Where have all the inhaled biologics gone ?
Jeremy G Clarke1
1GSK, Priory Street, Ware, Hertfordshire, SG12 0DJ, UK
The regulatory approval of Humulin (recombinant human insulin) in 1982 heralded the arrival of medicines derived from biotechnology. In the years that have followed, the proportion of biologics-based New Molecular Entities (NMEs) has continued to grow, recent CDER Approvals Reports indicating that Biologics Licence Applications (BLAs) now account for some 30-40% of FDA approvals[1,2]. In the field of respiratory medicine, subcutaneous injection of monoclonal antibodies targeting immune and inflammatory pathways now offer treatment options for severe allergic asthma.

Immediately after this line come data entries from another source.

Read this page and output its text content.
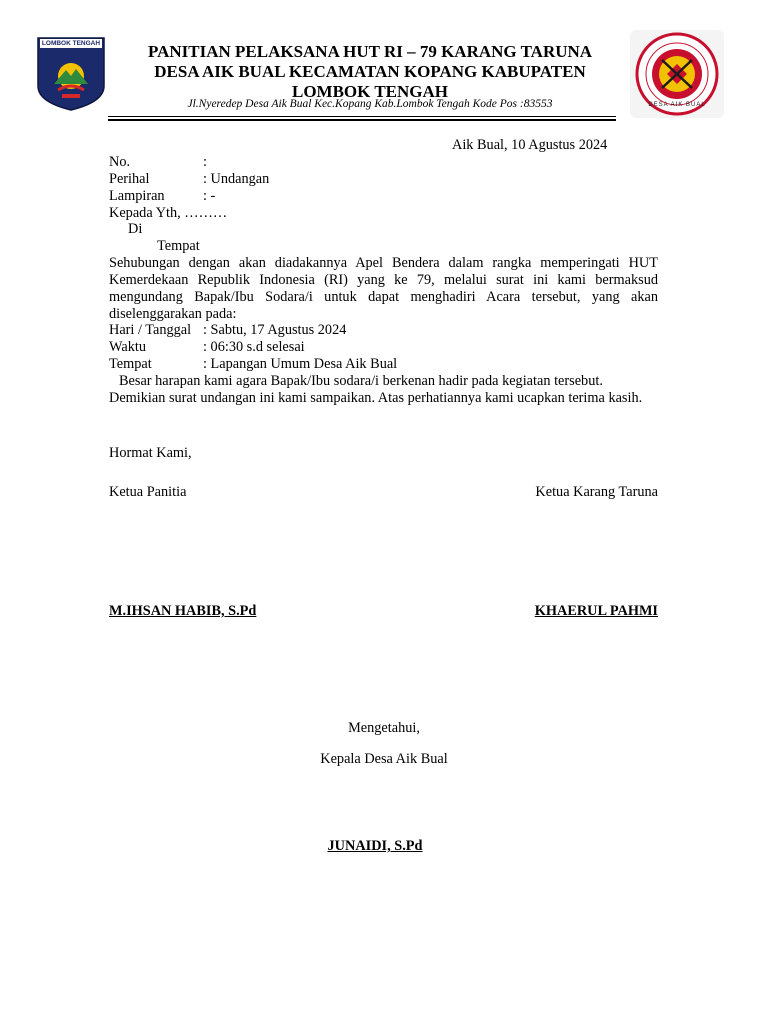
LOMBOK TENGAH	PANITIAN PELAKSANA HUT RI – 79 KARANG TARUNA
DESA AIK BUAL KECAMATAN KOPANG KABUPATEN
LOMBOK TENGAH
Jl.Nyeredep Desa Aik Bual Kec.Kopang Kab.Lombok Tengah Kode Pos :83553	DESA AIK BUAL
Aik Bual, 10 Agustus 2024
No.	:
Perihal	: Undangan
Lampiran	: -
Kepada Yth, ………
Di
Tempat
Sehubungan dengan akan diadakannya Apel Bendera dalam rangka memperingati HUT Kemerdekaan Republik Indonesia (RI) yang ke 79, melalui surat ini kami bermaksud mengundang Bapak/Ibu Sodara/i untuk dapat menghadiri Acara tersebut, yang akan diselenggarakan pada:
Hari / Tanggal : Sabtu, 17 Agustus 2024
Waktu	: 06:30 s.d selesai
Tempat	: Lapangan Umum Desa Aik Bual
Besar harapan kami agara Bapak/Ibu sodara/i berkenan hadir pada kegiatan tersebut. Demikian surat undangan ini kami sampaikan. Atas perhatiannya kami ucapkan terima kasih.
Hormat Kami,
Ketua Panitia	Ketua Karang Taruna
M.IHSAN HABIB, S.Pd	KHAERUL PAHMI
Mengetahui,
Kepala Desa Aik Bual
JUNAIDI, S.Pd
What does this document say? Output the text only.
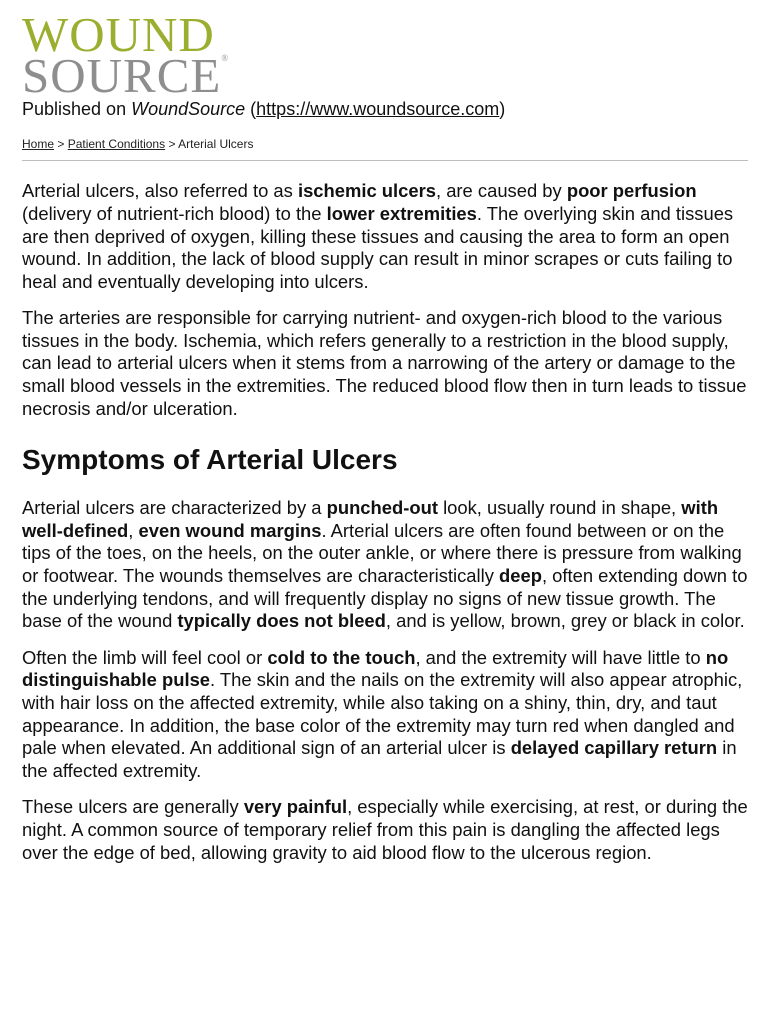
WOUND
SOURCE®
Published on WoundSource (https://www.woundsource.com)
Home > Patient Conditions > Arterial Ulcers

Arterial ulcers, also referred to as ischemic ulcers, are caused by poor perfusion (delivery of nutrient-rich blood) to the lower extremities. The overlying skin and tissues are then deprived of oxygen, killing these tissues and causing the area to form an open wound. In addition, the lack of blood supply can result in minor scrapes or cuts failing to heal and eventually developing into ulcers.

The arteries are responsible for carrying nutrient- and oxygen-rich blood to the various tissues in the body. Ischemia, which refers generally to a restriction in the blood supply, can lead to arterial ulcers when it stems from a narrowing of the artery or damage to the small blood vessels in the extremities. The reduced blood flow then in turn leads to tissue necrosis and/or ulceration.

Symptoms of Arterial Ulcers

Arterial ulcers are characterized by a punched-out look, usually round in shape, with well-defined, even wound margins. Arterial ulcers are often found between or on the tips of the toes, on the heels, on the outer ankle, or where there is pressure from walking or footwear. The wounds themselves are characteristically deep, often extending down to the underlying tendons, and will frequently display no signs of new tissue growth. The base of the wound typically does not bleed, and is yellow, brown, grey or black in color.

Often the limb will feel cool or cold to the touch, and the extremity will have little to no distinguishable pulse. The skin and the nails on the extremity will also appear atrophic, with hair loss on the affected extremity, while also taking on a shiny, thin, dry, and taut appearance. In addition, the base color of the extremity may turn red when dangled and pale when elevated. An additional sign of an arterial ulcer is delayed capillary return in the affected extremity.

These ulcers are generally very painful, especially while exercising, at rest, or during the night. A common source of temporary relief from this pain is dangling the affected legs over the edge of bed, allowing gravity to aid blood flow to the ulcerous region.
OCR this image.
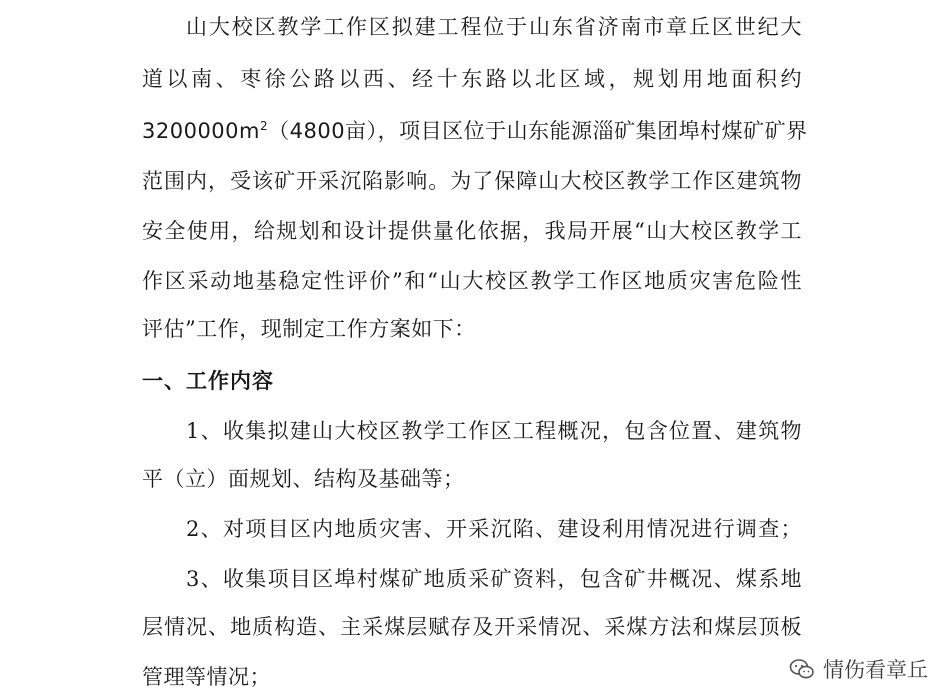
山大校区教学工作区拟建工程位于山东省济南市章丘区世纪大
道以南、枣徐公路以西、经十东路以北区域，规划用地面积约
$3200000m^2(4800$亩），项目区位于山东能源淄矿集团埠村煤矿矿界
范围内，受该矿开采沉陷影响。为了保障山大校区教学工作区建筑物
安全使用，给规划和设计提供量化依据，我局开展“山大校区教学工
作区采动地基稳定性评价”和“山大校区教学工作区地质灾害危险性
评估”工作，现制定工作方案如下：
一、工作内容
1、收集拟建山大校区教学工作区工程概况，包含位置、建筑物
平（立）面规划、结构及基础等；
2、对项目区内地质灾害、开采沉陷、建设利用情况进行调查；
3、收集项目区埠村煤矿地质采矿资料，包含矿井概况、煤系地
层情况、地质构造、主采煤层赋存及开采情况、采煤方法和煤层顶板
管理等情况；	情伤看章丘
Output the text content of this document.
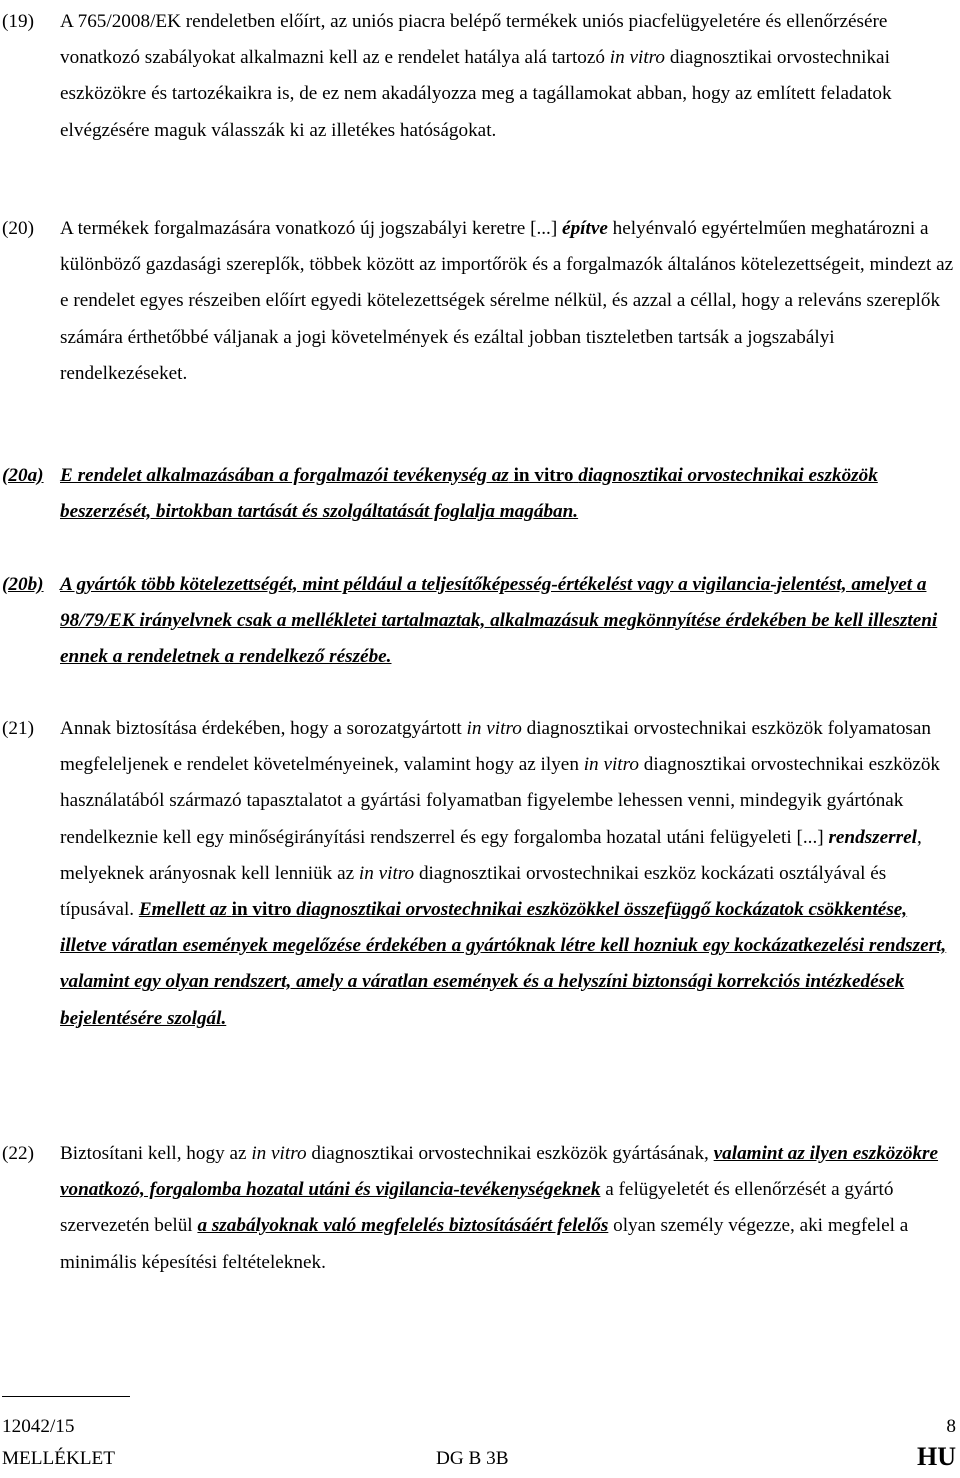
(19) A 765/2008/EK rendeletben előírt, az uniós piacra belépő termékek uniós piacfelügyeletére és ellenőrzésére vonatkozó szabályokat alkalmazni kell az e rendelet hatálya alá tartozó in vitro diagnosztikai orvostechnikai eszközökre és tartozékaikra is, de ez nem akadályozza meg a tagállamokat abban, hogy az említett feladatok elvégzésére maguk válasszák ki az illetékes hatóságokat.
(20) A termékek forgalmazására vonatkozó új jogszabályi keretre [...] építve helyénvaló egyértelműen meghatározni a különböző gazdasági szereplők, többek között az importőrök és a forgalmazók általános kötelezettségeit, mindezt az e rendelet egyes részeiben előírt egyedi kötelezettségek sérelme nélkül, és azzal a céllal, hogy a releváns szereplők számára érthetőbbé váljanak a jogi követelmények és ezáltal jobban tiszteletben tartsák a jogszabályi rendelkezéseket.
(20a) E rendelet alkalmazásában a forgalmazói tevékenység az in vitro diagnosztikai orvostechnikai eszközök beszerzését, birtokban tartását és szolgáltatását foglalja magában.
(20b) A gyártók több kötelezettségét, mint például a teljesítőképesség-értékelést vagy a vigilancia-jelentést, amelyet a 98/79/EK irányelvnek csak a mellékletei tartalmaztak, alkalmazásuk megkönnyítése érdekében be kell illeszteni ennek a rendeletnek a rendelkező részébe.
(21) Annak biztosítása érdekében, hogy a sorozatgyártott in vitro diagnosztikai orvostechnikai eszközök folyamatosan megfeleljenek e rendelet követelményeinek, valamint hogy az ilyen in vitro diagnosztikai orvostechnikai eszközök használatából származó tapasztalatot a gyártási folyamatban figyelembe lehessen venni, mindegyik gyártónak rendelkeznie kell egy minőségirányítási rendszerrel és egy forgalomba hozatal utáni felügyeleti [...] rendszerrel, melyeknek arányosnak kell lenniük az in vitro diagnosztikai orvostechnikai eszköz kockázati osztályával és típusával. Emellett az in vitro diagnosztikai orvostechnikai eszközökkel összefüggő kockázatok csökkentése, illetve váratlan események megelőzése érdekében a gyártóknak létre kell hozniuk egy kockázatkezelési rendszert, valamint egy olyan rendszert, amely a váratlan események és a helyszíni biztonsági korrekciós intézkedések bejelentésére szolgál.
(22) Biztosítani kell, hogy az in vitro diagnosztikai orvostechnikai eszközök gyártásának, valamint az ilyen eszközökre vonatkozó, forgalomba hozatal utáni és vigilancia-tevékenységeknek a felügyeletét és ellenőrzését a gyártó szervezetén belül a szabályoknak való megfelelés biztosításáért felelős olyan személy végezze, aki megfelel a minimális képesítési feltételeknek.
12042/15	8
MELLÉKLET	DG B 3B	HU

Recognition of the limitations of parenteral administration has driven significant efforts to develop non-invasive delivery approaches for biotherapeutics, including oral, dermal, nasal and pulmonary administration routes[4,5]. However the formidable challenges to realise safe, stable, efficacious and cost-effective products is evidenced by the continued predominance of subcutaneous and intravenous injection for delivery of biologics.
A historical review (1995) of the potential for pulmonary delivery of biologics described the evaluation of a broad diversity of molecules, but, despite considerable activity in the scientific community, over 20 years later dornase alfa and insulin remain the only two regulatory approved inhaled biologics – where have all the inhaled biologics gone ?
In this paper, the challenges to realising an inhaled biologic will be discussed (exemplified by the dornase alfa and insulin case studies), advances in other non-parenteral delivery approaches briefly reviewed and finally some areas where pulmonary delivery continues to shows promise will be highlighted.